Posted in Stuff No One Talks About

The Truth about Novel Writing (Part 2)

I knew this would happen. I anticipated moments like this even before I had a single word written down; I just didn’t expect it to happen so soon. The first chapter’s not even done yet! Nonetheless, it happened, is happening, and I must accept it.

I am currently taking a break from writing because the scene I am working on is triggering intrusive memories.

The novel I’m currently working on is full of trauma, mental illness (and everything that comes with it), and Southern Blackness with Christ in the middle of it all. This is not an easy book to write, mostly because I have to find the middle ground between “God is in control and with faith in Him I can conquer anything” and “Oh my gosh, I can’t write anymore because X is a trigger for me and I’m gonna have a panic attack”. Once I find that middle ground, I have to stay in it. That’s the hard part.

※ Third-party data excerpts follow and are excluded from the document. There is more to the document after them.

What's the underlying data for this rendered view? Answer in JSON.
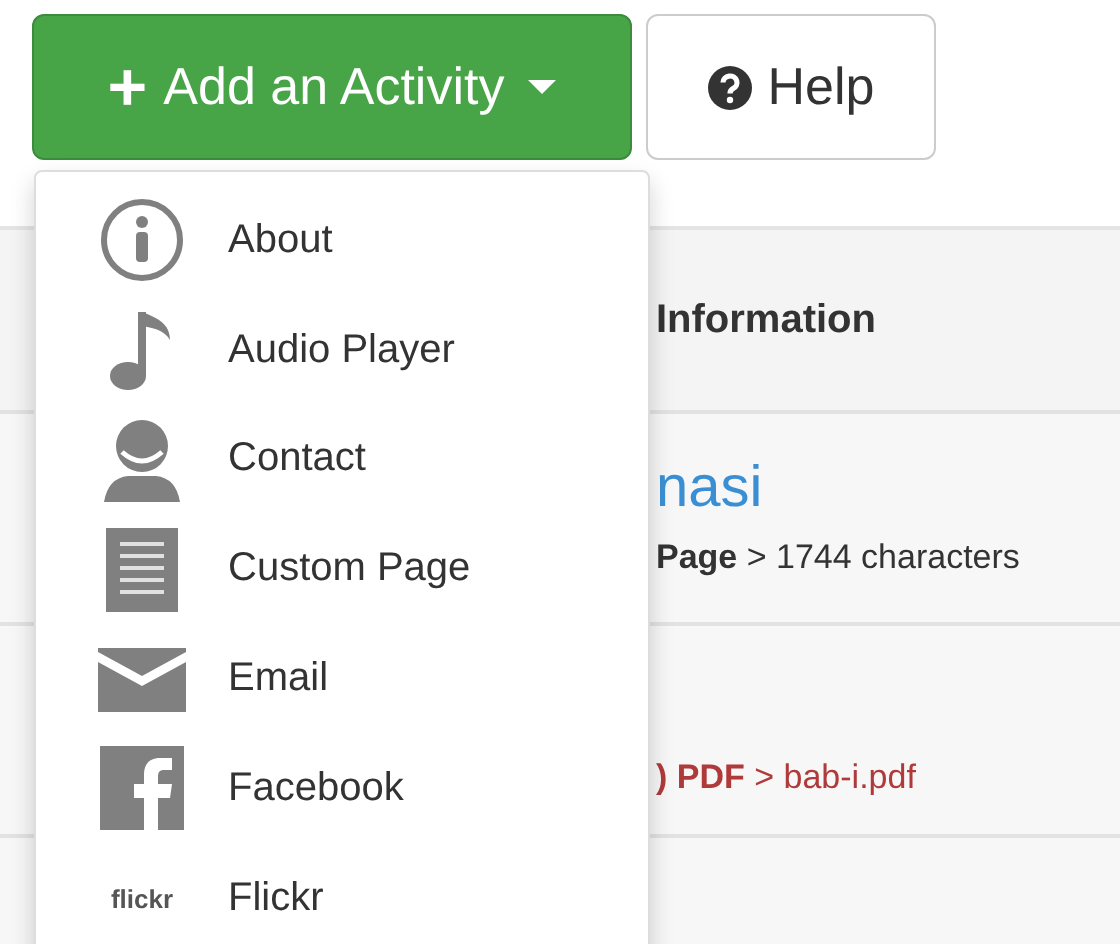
{
  "toolbar": {
    "add_button": {
      "label": "Add an Activity",
      "icon": "+"
    },
    "help_button": {
      "label": "Help"
    }
  },
  "menu": {
    "items": [
      {
        "kind": "about",
        "label": "About"
      },
      {
        "kind": "audio",
        "label": "Audio Player"
      },
      {
        "kind": "contact",
        "label": "Contact"
      },
      {
        "kind": "page",
        "label": "Custom Page"
      },
      {
        "kind": "email",
        "label": "Email"
      },
      {
        "kind": "facebook",
        "label": "Facebook"
      },
      {
        "kind": "flickr",
        "label": "Flickr",
        "icon_text": "flickr"
      }
    ]
  },
  "table": {
    "column_header": "Information",
    "rows": [
      {
        "kind": "page",
        "title": "nasi",
        "detail": "**Page** > 1744 characters"
      },
      {
        "kind": "file",
        "detail": "**) PDF** > bab-i.pdf"
      },
      {
        "kind": "empty"
      }
    ]
  }
}
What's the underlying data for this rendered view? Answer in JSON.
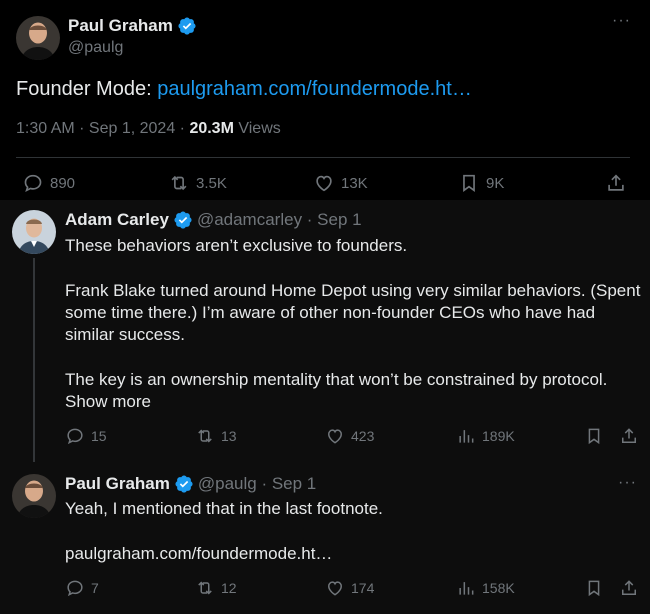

There is, of course, the thought of giving up because “this is too hard” and the fear of never actually finishing the book because of potential triggers, but what kind of writer/person would I be if I gave up at the first sign of trouble? I’m not going to quit. I know you can relate too. The familiar wrestling in your head as you face a difficult challenge, the battle between your doubts and your courage as you struggled to make a decision, you’ve been there before, time and time again. Maybe, even right now, you’re there. I hope you don’t quit. I hope you don’t give up.